Kelly acknowledged that AI can be intimidating, and there are questions about how to use AI safely and in a way that has guardrails around it.

"We are working very diligently to enable pastors, leaders, business owners to leverage AI with the full confidence that they are going to gain efficiency, that they are going to do their jobs faster and easier, but also using it in a way that is aligned with their faith and with their values," Kelly said.

Kelly said utilizing AI can save hours of time and reduce time spend on overhead administration, allowing leaders to focus on their mission.

"We can all think of AI as a tool to make us more efficient, to save us time, but in any context, to help us focus on the things that only humans can do, which are make value judgments, actually connect with people, help people," Kelly said.

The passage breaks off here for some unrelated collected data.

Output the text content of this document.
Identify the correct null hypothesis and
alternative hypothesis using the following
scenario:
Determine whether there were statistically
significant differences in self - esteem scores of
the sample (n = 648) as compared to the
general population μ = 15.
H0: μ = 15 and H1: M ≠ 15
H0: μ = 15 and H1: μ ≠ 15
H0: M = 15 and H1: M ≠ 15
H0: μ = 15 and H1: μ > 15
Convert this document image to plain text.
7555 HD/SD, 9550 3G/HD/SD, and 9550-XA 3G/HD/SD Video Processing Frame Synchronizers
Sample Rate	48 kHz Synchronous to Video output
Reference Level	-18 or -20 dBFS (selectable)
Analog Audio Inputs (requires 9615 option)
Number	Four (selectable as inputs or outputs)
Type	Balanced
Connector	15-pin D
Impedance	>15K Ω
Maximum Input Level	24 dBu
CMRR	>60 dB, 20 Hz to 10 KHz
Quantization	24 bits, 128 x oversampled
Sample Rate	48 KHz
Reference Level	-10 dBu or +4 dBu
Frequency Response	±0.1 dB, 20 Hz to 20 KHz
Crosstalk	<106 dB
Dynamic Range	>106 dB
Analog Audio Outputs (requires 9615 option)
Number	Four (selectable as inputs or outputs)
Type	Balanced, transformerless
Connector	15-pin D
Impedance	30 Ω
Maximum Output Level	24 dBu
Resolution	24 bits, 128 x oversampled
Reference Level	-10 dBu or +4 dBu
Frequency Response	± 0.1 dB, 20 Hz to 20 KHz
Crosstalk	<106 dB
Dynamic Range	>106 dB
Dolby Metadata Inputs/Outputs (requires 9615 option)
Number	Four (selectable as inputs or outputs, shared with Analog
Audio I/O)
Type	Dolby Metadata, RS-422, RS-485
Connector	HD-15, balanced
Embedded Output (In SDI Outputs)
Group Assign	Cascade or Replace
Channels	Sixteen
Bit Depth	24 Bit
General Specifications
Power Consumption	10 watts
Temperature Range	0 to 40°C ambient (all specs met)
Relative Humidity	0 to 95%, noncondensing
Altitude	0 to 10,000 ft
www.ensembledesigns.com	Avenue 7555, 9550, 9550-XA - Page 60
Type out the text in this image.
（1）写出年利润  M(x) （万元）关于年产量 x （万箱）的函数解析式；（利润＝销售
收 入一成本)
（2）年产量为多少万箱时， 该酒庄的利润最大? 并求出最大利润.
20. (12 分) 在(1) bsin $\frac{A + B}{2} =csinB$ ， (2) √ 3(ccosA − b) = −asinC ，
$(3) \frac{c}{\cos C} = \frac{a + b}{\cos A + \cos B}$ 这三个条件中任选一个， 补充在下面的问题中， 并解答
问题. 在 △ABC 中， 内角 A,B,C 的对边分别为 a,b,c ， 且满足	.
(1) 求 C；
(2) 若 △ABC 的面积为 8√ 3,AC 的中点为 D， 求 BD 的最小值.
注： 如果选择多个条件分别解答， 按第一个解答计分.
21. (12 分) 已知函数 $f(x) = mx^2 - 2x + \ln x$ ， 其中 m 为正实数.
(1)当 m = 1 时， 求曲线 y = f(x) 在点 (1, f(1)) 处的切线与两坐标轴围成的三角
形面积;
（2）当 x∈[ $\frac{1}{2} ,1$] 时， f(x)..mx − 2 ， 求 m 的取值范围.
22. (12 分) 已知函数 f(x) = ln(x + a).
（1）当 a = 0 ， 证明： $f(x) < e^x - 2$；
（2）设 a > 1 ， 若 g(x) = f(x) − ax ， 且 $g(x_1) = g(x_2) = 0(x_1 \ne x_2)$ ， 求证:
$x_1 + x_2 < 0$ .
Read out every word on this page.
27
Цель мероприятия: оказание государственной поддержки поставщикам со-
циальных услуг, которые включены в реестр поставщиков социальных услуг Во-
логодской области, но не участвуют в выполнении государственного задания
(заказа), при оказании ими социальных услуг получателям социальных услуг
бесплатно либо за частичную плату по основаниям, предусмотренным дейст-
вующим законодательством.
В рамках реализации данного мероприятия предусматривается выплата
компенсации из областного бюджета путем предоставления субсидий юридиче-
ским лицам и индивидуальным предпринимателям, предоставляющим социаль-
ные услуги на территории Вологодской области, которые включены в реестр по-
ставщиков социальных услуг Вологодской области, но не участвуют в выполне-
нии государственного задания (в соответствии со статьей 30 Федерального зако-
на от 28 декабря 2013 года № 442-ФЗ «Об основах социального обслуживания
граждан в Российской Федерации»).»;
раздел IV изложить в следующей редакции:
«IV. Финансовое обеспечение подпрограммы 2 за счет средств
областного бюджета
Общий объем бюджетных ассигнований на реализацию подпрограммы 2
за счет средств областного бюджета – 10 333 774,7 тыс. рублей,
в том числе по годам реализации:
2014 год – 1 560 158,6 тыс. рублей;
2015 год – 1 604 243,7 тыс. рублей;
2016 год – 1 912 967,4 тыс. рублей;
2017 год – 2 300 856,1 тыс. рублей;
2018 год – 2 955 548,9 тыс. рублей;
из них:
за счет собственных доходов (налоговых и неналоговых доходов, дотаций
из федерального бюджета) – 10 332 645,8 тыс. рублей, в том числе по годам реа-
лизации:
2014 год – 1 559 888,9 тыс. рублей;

Davis said another way AI has been helpful is communicating with the congregation.

"When people are moving into the neighborhood and into our community, we use it as a way to easily mail or communicate with them," Davis said.

While AI is growing in religious spaces, Gloo is also helping the Littleton church grow and reach a larger audience. Online posts are automatically shared online, driving more people to their website.

"I would say that it has helped our church grow by just marketing in general to our community and letting people know that we're here," Davis said. "In addition to that, just saving our staff time so that we can focus more on the things that we need to be focused on within our community, serving people here on the day to day. So, in that way, it's been super helpful."